Bin gerade dabei LabVIEW mit libnodave zu verbinden

Status:
1. libnodave mit VS.NET übersetzt.
2. liblvdave mit VS.NET erstellt (auf libnodave aufgesetzt).
3. LVdaveXXX VI,s erzeugt.
4. Auslesen von Bytes über MPI funktioniert bereits.

Wer hat Erfahrung mit libnodave unter Windows?

libnodave http://libnodave.sourceforge.net 
liblvdave url für download folgt.
LVdaveXXX url für download folgt.


----------



## Zottel (14 März 2005)

Interessant. Benutzt du die existierende Windows-.DLL? Bz.W sag mir eben, was VS ist? Visual Studio? Kompiliert also die C-Quellen?
Mir würde es darum gehen, daß es möglichst nur eine C-Quelle gibt. Auf diese Weise würden alle Anwendungen von Erweiterunge/Verbesserungen am Hauptzqweig automatich profitieren. Falls du Änderungen am C-Code machen mußtest, würde ich die gerne per condiional defines in den Code einpflegen.


----------



## Anonymous (14 März 2005)

Erstmal danke für deine Antwort

Als C Kompiler verwende ich Microsoft Visual C++ .NET 7.0
Für die Anbindung an LabVIEW die Datei 'labview.h' und labview.c' in das Projekt eingefügt.
Das Hauptproplem bei LabVIEW ist die übergabe von Parameter beim Aufruf von DLL Funktionen (Hab auch zu wenig Erfahrung damit).

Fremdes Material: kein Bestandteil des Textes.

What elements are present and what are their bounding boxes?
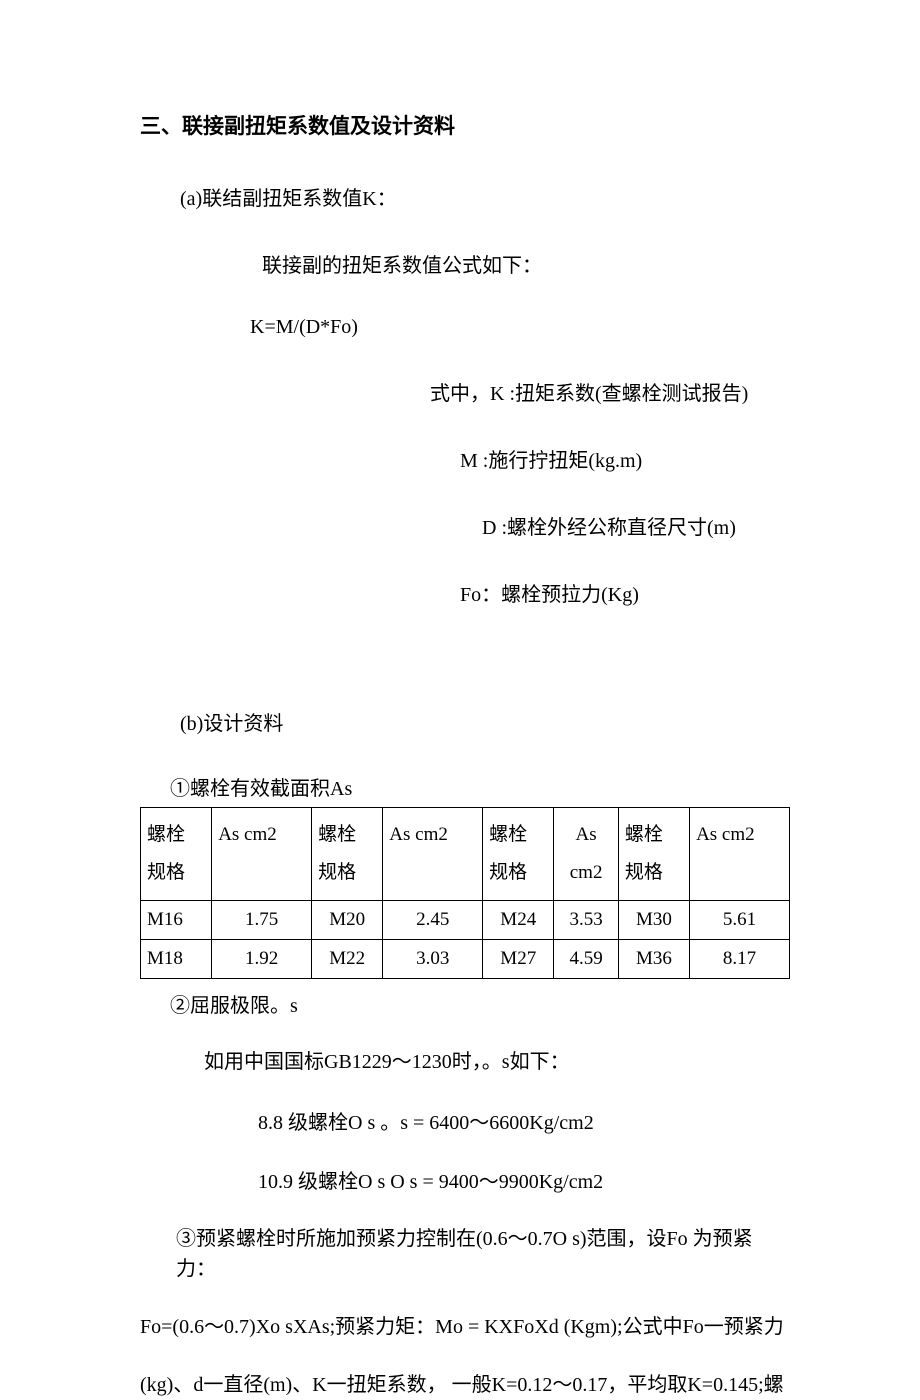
item3-line1: ③预紧螺栓时所施加预紧力控制在(0.6〜0.7О s)范围，设Fo 为预紧力： bbox=[176, 1224, 790, 1284]
cell: 1.75 bbox=[212, 901, 312, 940]
item3-line3: (kg)、d一直径(m)、K一扭矩系数， 一般K=0.12〜0.17，平均取K=… bbox=[140, 1370, 790, 1400]
spacer bbox=[140, 645, 790, 707]
cell: 1.92 bbox=[212, 940, 312, 979]
th: 螺栓规格 bbox=[483, 808, 554, 901]
th: 螺栓规格 bbox=[618, 808, 689, 901]
section-b-label: (b)设计资料 bbox=[180, 707, 790, 736]
cell: M16 bbox=[141, 901, 212, 940]
item3-line2: Fo=(0.6〜0.7)Хo sХAs;预紧力矩：Mo = KХFoХd (Kg… bbox=[140, 1312, 790, 1342]
section-a-desc1: 式中，K :扭矩系数(查螺栓测试报告) bbox=[430, 377, 790, 406]
cell: 3.03 bbox=[383, 940, 483, 979]
cell: 5.61 bbox=[690, 901, 790, 940]
th: As cm2 bbox=[383, 808, 483, 901]
table-row: M18 1.92 M22 3.03 M27 4.59 M36 8.17 bbox=[141, 940, 790, 979]
section-a-desc4: Fo：螺栓预拉力(Kg) bbox=[460, 578, 790, 607]
item2-line1: 如用中国国标GB1229〜1230时，。s如下： bbox=[204, 1048, 790, 1076]
cell: 3.53 bbox=[554, 901, 619, 940]
cell: M20 bbox=[312, 901, 383, 940]
item2-label: ②屈服极限。s bbox=[170, 989, 790, 1018]
item1-label: ①螺栓有效截面积As bbox=[170, 772, 790, 801]
cell: 2.45 bbox=[383, 901, 483, 940]
cell: M22 bbox=[312, 940, 383, 979]
table-row: M16 1.75 M20 2.45 M24 3.53 M30 5.61 bbox=[141, 901, 790, 940]
section-a-desc3: D :螺栓外经公称直径尺寸(m) bbox=[482, 511, 790, 540]
cell: M27 bbox=[483, 940, 554, 979]
cell: M36 bbox=[618, 940, 689, 979]
section-a-formula: K=M/(D*Fo) bbox=[250, 316, 790, 339]
th: Ascm2 bbox=[554, 808, 619, 901]
section-a-label: (a)联结副扭矩系数值K： bbox=[180, 182, 790, 211]
cell: M18 bbox=[141, 940, 212, 979]
th: As cm2 bbox=[212, 808, 312, 901]
section-a-desc2: M :施行拧扭矩(kg.m) bbox=[460, 444, 790, 473]
item2-line2: 8.8 级螺栓О s 。s = 6400〜6600Kg/cm2 bbox=[258, 1106, 790, 1135]
th: 螺栓规格 bbox=[141, 808, 212, 901]
item2-line3: 10.9 级螺栓О s O s = 9400〜9900Kg/cm2 bbox=[258, 1165, 790, 1194]
th: 螺栓规格 bbox=[312, 808, 383, 901]
bolt-area-table: 螺栓规格 As cm2 螺栓规格 As cm2 螺栓规格 Ascm2 螺栓规格 … bbox=[140, 807, 790, 979]
table-header-row: 螺栓规格 As cm2 螺栓规格 As cm2 螺栓规格 Ascm2 螺栓规格 … bbox=[141, 808, 790, 901]
cell: M30 bbox=[618, 901, 689, 940]
th: As cm2 bbox=[690, 808, 790, 901]
cell: 4.59 bbox=[554, 940, 619, 979]
section-a-line1: 联接副的扭矩系数值公式如下： bbox=[262, 249, 790, 278]
cell: M24 bbox=[483, 901, 554, 940]
section-title: 三、联接副扭矩系数值及设计资料 bbox=[140, 110, 790, 140]
cell: 8.17 bbox=[690, 940, 790, 979]
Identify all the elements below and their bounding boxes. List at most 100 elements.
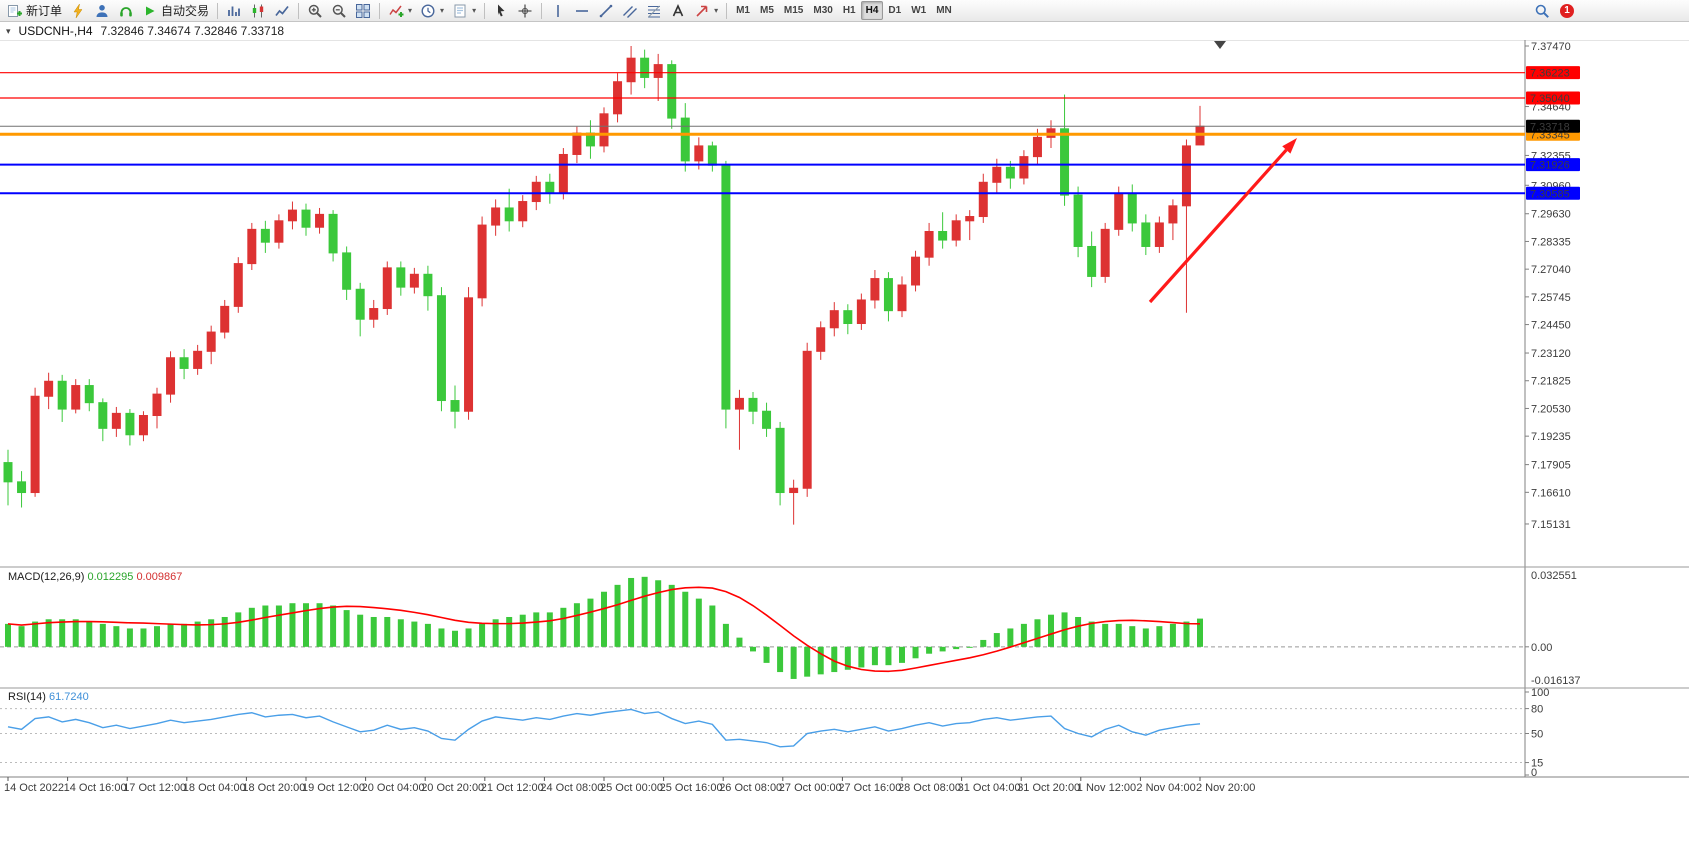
candle-body (328, 213, 338, 254)
periods-button[interactable]: ▾ (416, 0, 448, 23)
candle-body (30, 395, 40, 494)
macd-histogram-bar (993, 633, 1000, 647)
macd-histogram-bar (99, 623, 106, 647)
macd-histogram-bar (72, 619, 79, 647)
price-tick-label: 7.28335 (1531, 236, 1571, 248)
candle-body (71, 385, 81, 410)
price-badge (1526, 66, 1580, 80)
macd-histogram-bar (411, 621, 418, 647)
autotrading-icon (142, 3, 158, 19)
chart-symbol-title: USDCNH-,H4 (18, 24, 93, 38)
price-tick-label: 7.23120 (1531, 348, 1571, 360)
macd-histogram-bar (370, 616, 377, 647)
rsi-panel[interactable]: 100 80 50 150 (0, 687, 1549, 779)
candle-body (1087, 245, 1097, 277)
chart-shift-marker[interactable] (1214, 41, 1226, 49)
chart-plot-area[interactable] (0, 40, 1525, 567)
mql5-community-button[interactable] (66, 0, 90, 23)
templates-button[interactable]: ▾ (448, 0, 480, 23)
candle-body (558, 153, 568, 194)
timeframe-button-w1[interactable]: W1 (911, 5, 927, 16)
price-tick-label: 7.17905 (1531, 460, 1571, 472)
macd-panel[interactable]: 0.032551 0.00 -0.016137 (0, 570, 1581, 687)
time-tick-label: 31 Oct 20:00 (1017, 782, 1080, 794)
tile-windows-button[interactable] (351, 0, 375, 23)
macd-histogram-bar (926, 646, 933, 654)
toolbar-separator (484, 2, 486, 19)
time-tick-label: 2 Nov 04:00 (1136, 782, 1195, 794)
timeframe-button-h4[interactable]: H4 (860, 1, 884, 20)
fibonacci-icon (646, 3, 662, 19)
time-tick-label: 27 Oct 16:00 (838, 782, 901, 794)
time-tick-label: 14 Oct 2022 (4, 782, 64, 794)
candle-body (1168, 205, 1178, 224)
candle-body (423, 273, 433, 297)
price-badge-label: 7.30585 (1530, 188, 1570, 200)
timeframe-button-d1[interactable]: D1 (888, 5, 902, 16)
notification-badge[interactable]: 1 (1560, 3, 1574, 18)
timeframe-button-m5[interactable]: M5 (760, 5, 774, 16)
cursor-button[interactable] (489, 0, 513, 23)
macd-histogram-bar (86, 621, 93, 647)
candle-body (301, 209, 311, 228)
channel-button[interactable] (618, 0, 642, 23)
text-button[interactable] (666, 0, 690, 23)
new-order-button[interactable]: 新订单 (3, 0, 66, 23)
macd-histogram-bar (614, 584, 621, 647)
candle-body (396, 267, 406, 288)
macd-histogram-bar (289, 603, 296, 647)
bar-chart-icon (226, 3, 242, 19)
chart-line-button[interactable] (270, 0, 294, 23)
macd-histogram-bar (519, 614, 526, 647)
candle-body (1127, 192, 1137, 224)
candle-body (355, 288, 365, 320)
macd-histogram-bar (1088, 621, 1095, 647)
macd-histogram-bar (682, 591, 689, 647)
chart-bars-button[interactable] (222, 0, 246, 23)
timeframe-button-mn[interactable]: MN (936, 5, 952, 16)
macd-histogram-bar (722, 623, 729, 647)
arrows-icon (694, 3, 710, 19)
price-badge-label: 7.31926 (1530, 160, 1570, 172)
autotrading-button[interactable]: 自动交易 (138, 0, 213, 23)
candle-body (775, 427, 785, 494)
zoom-out-icon (331, 3, 347, 19)
candle-body (287, 209, 297, 222)
vertical-line-button[interactable] (546, 0, 570, 23)
support-button[interactable] (114, 0, 138, 23)
candle-body (829, 310, 839, 329)
crosshair-button[interactable] (513, 0, 537, 23)
arrows-button[interactable]: ▾ (690, 0, 722, 23)
chart-candles-button[interactable] (246, 0, 270, 23)
timeframe-button-m1[interactable]: M1 (736, 5, 750, 16)
candle-body (1114, 192, 1124, 230)
candle-body (17, 481, 27, 494)
macd-histogram-bar (167, 623, 174, 647)
timeframe-button-h1[interactable]: H1 (842, 5, 856, 16)
candle-body (464, 297, 474, 412)
indicators-button[interactable]: ▾ (384, 0, 416, 23)
trend-arrow-annotation[interactable] (1148, 138, 1297, 304)
rsi-axis-label: 100 (1531, 687, 1549, 699)
macd-histogram-bar (858, 646, 865, 668)
timeframe-button-m15[interactable]: M15 (783, 5, 804, 16)
one-click-trading-toggle[interactable]: ▾ (6, 25, 11, 36)
zoom-in-button[interactable] (303, 0, 327, 23)
macd-histogram-bar (343, 610, 350, 647)
macd-histogram-bar (573, 603, 580, 647)
timeframe-button-m30[interactable]: M30 (813, 5, 833, 16)
zoom-out-button[interactable] (327, 0, 351, 23)
autotrading-button-label: 自动交易 (161, 4, 210, 18)
search-button[interactable] (1530, 0, 1554, 23)
macd-histogram-bar (1129, 626, 1136, 647)
trendline-button[interactable] (594, 0, 618, 23)
profile-button[interactable] (90, 0, 114, 23)
fibonacci-button[interactable] (642, 0, 666, 23)
price-tick-label: 7.15131 (1531, 519, 1571, 531)
macd-histogram-bar (1075, 616, 1082, 647)
candle-body (1005, 166, 1015, 179)
horizontal-line-button[interactable] (570, 0, 594, 23)
macd-histogram-bar (601, 591, 607, 647)
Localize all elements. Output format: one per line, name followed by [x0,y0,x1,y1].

Mir währe es auch recht, daß es möglichst nur eine C-Quelle gibt, deshalb würd ich dich bitten den LabVIEW Code in deinen Code einzupflegen.

Aktuelle Version: http://www.c-n-t.at/ctb/download/libnodave.rar


----------



## Zottel (14 März 2005)

Danke für den Code!

Zu den Änderungen:
nodave.c enthält keine. Das ist sehr gut 
log.h: Wenn es darum geht, die 
#define __filename
einheitlich zu gestalten, kein Problem.
nodave.h:
Das 
#define BCCWIN
#define DOEXPORT
gehört nicht in die Header Datei. Es ist ja gerade dafür da, daß dieselbe header-Datei unter verschiedenen Bedingungen verschieden behandelt wird.
Wenn du es unbedingt zum Bestandteil von Code machen möchtest, statt es als conditional defines irgendwo im Projekt file, Makefile oder im Copiler Options Dialog zu setzen, ist die richtige Art:

datei meincode.c:
#define BCCWIN
#define DOEXPORT
#include "nodave.h"

Die Kommentare hinter den #endifs gehen natürlich in Ordnung.
Die Einrückungen der #include-Anweisungen (mittels tabs?) machen den Code zwar lesbarer, aber ich bin nicht sicher, ob jeder C-Compiler das frißt...

Aber ich glaube, auch VS kann mit der etwas weniger lesbaren Version leben.

Das Schwierigste: Ich habe weder VS noch LabView zur Verfügung. Mir ist nicht klar, was man Dritten zur Verfügung stellen muß danit sie:
1. das vorkompilierte LabView-Modul nutzen können.
2. Im Sinne von open source dieses selbst erstellen können. Die speziellen LabView-header dürfte ich wahrscheinlich nicht in die Distribution aufnehmen, da NI die Rechte hat.
Andererseits reicht einem LabView-Anwender ja der hinweis, wo er sie hinzupacken hat.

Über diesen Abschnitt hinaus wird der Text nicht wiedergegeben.